Bong-Pic-BTSLe dernier film de Bong Joon Ho, SNOWPIERCER – LE TRANSPERCENEIGE, a été l’objet d’une guerre des nerfs et de pouvoir entre le réalisateur et ses distributeurs américains, les Weinstein. « Harvey aux mains d’argent » voulait remonter le film, couper vingt minutes, rajouter une voix off, afin que le public local, plus lent intellectuellement à en croire le mogul de Hollywood, puisse avoir réellement prise sur ce film d’anticipation conceptuel. Après des protestations bien senties, y compris de l’actrice Tilda Swinton, des pétitions et autres railleries relayées sur Internet, le film est finalement sorti dans son director’s cut… sur huit salles, face à TRANSFORMERS : L’ÂGE DE L’EXTINCTION. Il était disponible en Blu- ray notamment en France avant même qu’il n’atteigne les salles des États-Unis. Pourtant Harvey Weinstein adorait tellement Bong Joon Ho qu’il avait essayé de racheter THE HOST à son distributeur US, Magnolia… Mais Bong Joon Ho n’est jamais assez mainstream pour ceux qui investissent
en lui.

Quatre ans plus tard, on retrouve le réalisateur sud-coréen à Cannes où il présente OKJA, un film produit par Netflix. « Après ce que nous avons enduré avec le dernier film, explique le producteur Dooho Choi, il était important de redémarrer un autre processus en sachant que nous avions le contrôle. » D’où Netflix, qui dès le départ garantit un contrôle total à Bong Joon Ho sur son film et zéro ingérence. Seule exigence ? Tourner en 4K. OKJA sortira mondialement sur la plate-forme de SVOD le 28 juin prochain et, puisque les lois locales le permettent, simultanément dans les salles coréennes, américaines et anglaises. En France, chronologie des médias oblige, ce sera la télé, l’ordinateur ou la tablette mais aucun visa d’exploitation ne lui sera délivré. La Fédération Nationale des Cinémas Français monte rapidement au créneau et refuse qu’un film qui ne génèrera aucune entrée en salles concoure à la Palme d’Or (voir p.84) « Je ne prends pas le débat très au sérieux, explique le cinéaste à Séoul, avant le début du Festival de Cannes. Au final, les cinémas et les plates-formes de VOD coexisteront. (…) Je suis sûr que Ted (Sarandos, le patron de Netflix, ndlr) va au cinéma en famille et que certains membres du CNC ont un compte Netflix. » Pas paniqué par la polémique ni par l’insistante rumeur (démentie par le Festival) selon laquelle les deux films Netflix, OKJA et THE MEYEROWITZ STORIES, seraient relégués hors-compétition, Bong assène le coup de grâce à la fameuse exception culturelle française : « Netflix m’a garanti le budget et la liberté créative.

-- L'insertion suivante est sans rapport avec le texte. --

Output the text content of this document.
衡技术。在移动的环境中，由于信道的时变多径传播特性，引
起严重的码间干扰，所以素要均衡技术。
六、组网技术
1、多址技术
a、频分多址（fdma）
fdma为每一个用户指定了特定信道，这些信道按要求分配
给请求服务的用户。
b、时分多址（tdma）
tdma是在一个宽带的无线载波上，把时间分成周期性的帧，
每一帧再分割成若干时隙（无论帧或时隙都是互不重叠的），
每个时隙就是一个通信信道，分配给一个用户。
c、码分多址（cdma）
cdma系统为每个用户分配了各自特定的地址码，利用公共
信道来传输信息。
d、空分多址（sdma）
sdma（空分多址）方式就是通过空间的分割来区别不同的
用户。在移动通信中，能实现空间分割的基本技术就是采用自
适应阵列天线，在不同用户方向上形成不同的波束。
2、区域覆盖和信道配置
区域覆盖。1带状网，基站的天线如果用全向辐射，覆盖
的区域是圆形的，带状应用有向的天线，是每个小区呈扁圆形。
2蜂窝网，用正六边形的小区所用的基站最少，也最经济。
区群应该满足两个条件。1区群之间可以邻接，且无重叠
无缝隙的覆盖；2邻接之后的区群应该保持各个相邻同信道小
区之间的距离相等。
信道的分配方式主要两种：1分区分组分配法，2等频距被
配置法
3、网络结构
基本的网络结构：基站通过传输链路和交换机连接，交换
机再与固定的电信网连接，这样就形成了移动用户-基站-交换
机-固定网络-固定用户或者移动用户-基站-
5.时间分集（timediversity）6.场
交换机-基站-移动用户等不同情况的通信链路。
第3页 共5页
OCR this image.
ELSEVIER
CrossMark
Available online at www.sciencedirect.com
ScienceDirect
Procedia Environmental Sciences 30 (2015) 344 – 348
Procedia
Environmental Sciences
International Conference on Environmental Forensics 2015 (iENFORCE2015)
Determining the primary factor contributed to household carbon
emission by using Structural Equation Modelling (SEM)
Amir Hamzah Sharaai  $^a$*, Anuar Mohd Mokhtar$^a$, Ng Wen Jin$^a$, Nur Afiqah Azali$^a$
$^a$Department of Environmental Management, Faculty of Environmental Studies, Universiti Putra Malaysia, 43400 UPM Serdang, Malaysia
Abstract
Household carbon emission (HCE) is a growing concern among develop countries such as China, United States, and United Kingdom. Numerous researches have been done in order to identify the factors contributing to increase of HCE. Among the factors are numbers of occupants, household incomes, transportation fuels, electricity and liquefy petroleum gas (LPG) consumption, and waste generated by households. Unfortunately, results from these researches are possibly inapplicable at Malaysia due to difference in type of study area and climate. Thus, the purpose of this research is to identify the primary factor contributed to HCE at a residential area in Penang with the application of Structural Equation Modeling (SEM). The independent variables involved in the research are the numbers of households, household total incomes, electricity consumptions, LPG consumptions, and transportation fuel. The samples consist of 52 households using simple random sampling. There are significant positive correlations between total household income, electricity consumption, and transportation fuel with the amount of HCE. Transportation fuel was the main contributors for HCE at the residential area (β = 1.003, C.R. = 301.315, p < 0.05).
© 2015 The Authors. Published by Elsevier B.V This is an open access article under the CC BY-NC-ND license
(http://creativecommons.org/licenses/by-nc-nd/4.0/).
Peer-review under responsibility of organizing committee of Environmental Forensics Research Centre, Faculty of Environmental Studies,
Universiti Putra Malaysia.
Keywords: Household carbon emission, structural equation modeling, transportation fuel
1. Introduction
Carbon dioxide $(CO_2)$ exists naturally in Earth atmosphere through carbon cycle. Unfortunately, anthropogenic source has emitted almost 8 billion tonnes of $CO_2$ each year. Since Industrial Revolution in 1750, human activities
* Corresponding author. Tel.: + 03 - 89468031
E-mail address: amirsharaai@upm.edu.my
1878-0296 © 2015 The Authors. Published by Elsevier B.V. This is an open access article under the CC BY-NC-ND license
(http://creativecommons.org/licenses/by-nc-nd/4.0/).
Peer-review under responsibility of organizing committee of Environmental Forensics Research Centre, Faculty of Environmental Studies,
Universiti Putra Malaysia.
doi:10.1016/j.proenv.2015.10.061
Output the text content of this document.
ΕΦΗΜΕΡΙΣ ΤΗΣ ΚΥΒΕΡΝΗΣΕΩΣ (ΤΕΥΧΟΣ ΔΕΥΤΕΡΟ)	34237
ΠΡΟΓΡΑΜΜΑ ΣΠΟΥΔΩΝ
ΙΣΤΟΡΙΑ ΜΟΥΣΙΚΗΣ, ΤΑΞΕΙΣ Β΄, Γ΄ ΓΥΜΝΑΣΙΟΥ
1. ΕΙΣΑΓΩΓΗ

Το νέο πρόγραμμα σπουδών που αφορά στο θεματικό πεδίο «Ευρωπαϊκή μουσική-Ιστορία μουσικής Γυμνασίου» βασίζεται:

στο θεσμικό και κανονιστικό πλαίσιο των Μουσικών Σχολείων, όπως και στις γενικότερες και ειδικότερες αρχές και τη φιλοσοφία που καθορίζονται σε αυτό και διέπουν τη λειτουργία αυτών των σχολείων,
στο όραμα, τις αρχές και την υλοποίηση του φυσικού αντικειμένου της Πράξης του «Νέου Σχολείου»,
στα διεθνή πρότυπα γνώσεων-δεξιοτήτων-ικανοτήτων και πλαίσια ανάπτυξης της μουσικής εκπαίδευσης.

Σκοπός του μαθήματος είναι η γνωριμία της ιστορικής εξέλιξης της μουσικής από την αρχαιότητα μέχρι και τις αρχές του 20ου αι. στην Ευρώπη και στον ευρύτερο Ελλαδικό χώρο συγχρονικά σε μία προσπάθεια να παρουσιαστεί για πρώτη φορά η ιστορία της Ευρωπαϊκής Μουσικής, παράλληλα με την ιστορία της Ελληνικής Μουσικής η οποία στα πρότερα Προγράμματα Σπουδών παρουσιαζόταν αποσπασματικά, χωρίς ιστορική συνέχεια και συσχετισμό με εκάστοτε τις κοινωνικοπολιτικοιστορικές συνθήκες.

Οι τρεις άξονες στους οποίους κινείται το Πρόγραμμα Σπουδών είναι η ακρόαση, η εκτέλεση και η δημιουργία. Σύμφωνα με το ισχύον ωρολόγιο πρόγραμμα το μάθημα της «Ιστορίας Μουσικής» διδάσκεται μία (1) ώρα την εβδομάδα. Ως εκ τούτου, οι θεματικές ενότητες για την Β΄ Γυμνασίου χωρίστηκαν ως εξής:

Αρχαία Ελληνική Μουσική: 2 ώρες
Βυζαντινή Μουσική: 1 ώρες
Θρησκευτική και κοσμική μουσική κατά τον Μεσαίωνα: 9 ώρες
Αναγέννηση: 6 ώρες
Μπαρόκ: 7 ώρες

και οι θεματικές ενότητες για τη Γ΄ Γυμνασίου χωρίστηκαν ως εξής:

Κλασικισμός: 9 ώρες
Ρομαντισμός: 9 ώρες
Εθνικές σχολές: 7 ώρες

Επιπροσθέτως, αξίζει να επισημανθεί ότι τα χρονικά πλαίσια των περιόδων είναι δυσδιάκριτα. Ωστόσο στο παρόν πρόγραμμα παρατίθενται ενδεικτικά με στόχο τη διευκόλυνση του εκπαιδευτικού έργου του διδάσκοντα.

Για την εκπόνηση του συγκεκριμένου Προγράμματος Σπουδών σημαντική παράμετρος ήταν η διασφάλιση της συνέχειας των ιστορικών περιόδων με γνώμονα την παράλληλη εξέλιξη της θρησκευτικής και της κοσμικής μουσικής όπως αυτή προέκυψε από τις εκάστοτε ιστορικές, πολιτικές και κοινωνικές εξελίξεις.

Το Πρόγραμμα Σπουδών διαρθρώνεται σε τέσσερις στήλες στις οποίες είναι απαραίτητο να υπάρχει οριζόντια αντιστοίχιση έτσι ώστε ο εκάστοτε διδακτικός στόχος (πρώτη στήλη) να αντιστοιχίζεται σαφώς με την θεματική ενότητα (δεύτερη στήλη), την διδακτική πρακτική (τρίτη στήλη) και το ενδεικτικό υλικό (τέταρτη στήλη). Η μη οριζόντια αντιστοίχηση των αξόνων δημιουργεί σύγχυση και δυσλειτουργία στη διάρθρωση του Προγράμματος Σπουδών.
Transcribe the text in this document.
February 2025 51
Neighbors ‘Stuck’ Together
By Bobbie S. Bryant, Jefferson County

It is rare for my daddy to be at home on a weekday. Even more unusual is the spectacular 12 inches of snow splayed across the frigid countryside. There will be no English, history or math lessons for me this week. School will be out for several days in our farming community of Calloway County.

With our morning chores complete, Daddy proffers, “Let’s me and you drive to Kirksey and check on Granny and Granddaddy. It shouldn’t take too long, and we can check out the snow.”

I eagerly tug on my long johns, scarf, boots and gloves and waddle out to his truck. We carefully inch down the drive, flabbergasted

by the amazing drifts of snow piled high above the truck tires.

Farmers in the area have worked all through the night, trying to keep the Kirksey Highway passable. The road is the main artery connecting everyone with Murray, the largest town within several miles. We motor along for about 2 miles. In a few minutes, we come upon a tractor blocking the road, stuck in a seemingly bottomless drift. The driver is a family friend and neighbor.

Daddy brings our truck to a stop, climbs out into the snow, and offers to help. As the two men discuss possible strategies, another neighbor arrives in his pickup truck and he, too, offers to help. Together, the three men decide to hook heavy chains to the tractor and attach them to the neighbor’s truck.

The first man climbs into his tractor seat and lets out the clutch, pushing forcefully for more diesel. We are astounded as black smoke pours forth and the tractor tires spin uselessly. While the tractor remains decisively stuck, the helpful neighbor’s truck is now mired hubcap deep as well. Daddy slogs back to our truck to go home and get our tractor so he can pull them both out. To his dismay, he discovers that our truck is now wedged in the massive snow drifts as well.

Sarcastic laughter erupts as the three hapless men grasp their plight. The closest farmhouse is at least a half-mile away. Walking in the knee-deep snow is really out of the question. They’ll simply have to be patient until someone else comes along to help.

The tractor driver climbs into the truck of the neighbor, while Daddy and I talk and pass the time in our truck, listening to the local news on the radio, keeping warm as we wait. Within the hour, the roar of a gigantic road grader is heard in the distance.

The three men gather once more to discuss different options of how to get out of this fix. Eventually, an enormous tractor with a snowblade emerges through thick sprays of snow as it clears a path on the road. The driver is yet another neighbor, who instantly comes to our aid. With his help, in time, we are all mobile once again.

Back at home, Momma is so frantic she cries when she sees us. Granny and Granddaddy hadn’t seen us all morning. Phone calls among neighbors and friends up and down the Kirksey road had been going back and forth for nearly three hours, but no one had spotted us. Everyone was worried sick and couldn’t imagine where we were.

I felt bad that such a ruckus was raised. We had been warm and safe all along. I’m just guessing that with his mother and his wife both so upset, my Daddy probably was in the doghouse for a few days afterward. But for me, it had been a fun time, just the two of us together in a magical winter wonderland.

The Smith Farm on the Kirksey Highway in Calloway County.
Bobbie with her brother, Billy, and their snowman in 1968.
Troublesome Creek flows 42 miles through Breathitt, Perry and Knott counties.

Aux États-Unis et en France, il n’y a pas beaucoup de financiers qui en étaient capables. Alors je n’avais aucune raison de ne pas travailler avec eux ». En France, en dehors des attaques répétées envers la politique fiscale de Netflix qui ne « participe ni directement ni indirectement à la création française » (c’est ce qu’on entend souvent), on peut effectivement déplorer qu’OKJA ne puisse pas s’apprécier sur grand écran. On peut aussi se réjouir qu’il existe, intact, puissant, monstrueux et politique.

 

Okja-Pic3On retient beaucoup du film son propos écolo mais OKJA vous permet aussi de peindre un portrait au vitriol des chaebols, ces fameuses multinationales coréennes qui fonctionnent en dynastie, mais aussi de l’ingérence américaine dans les affaires de votre pays…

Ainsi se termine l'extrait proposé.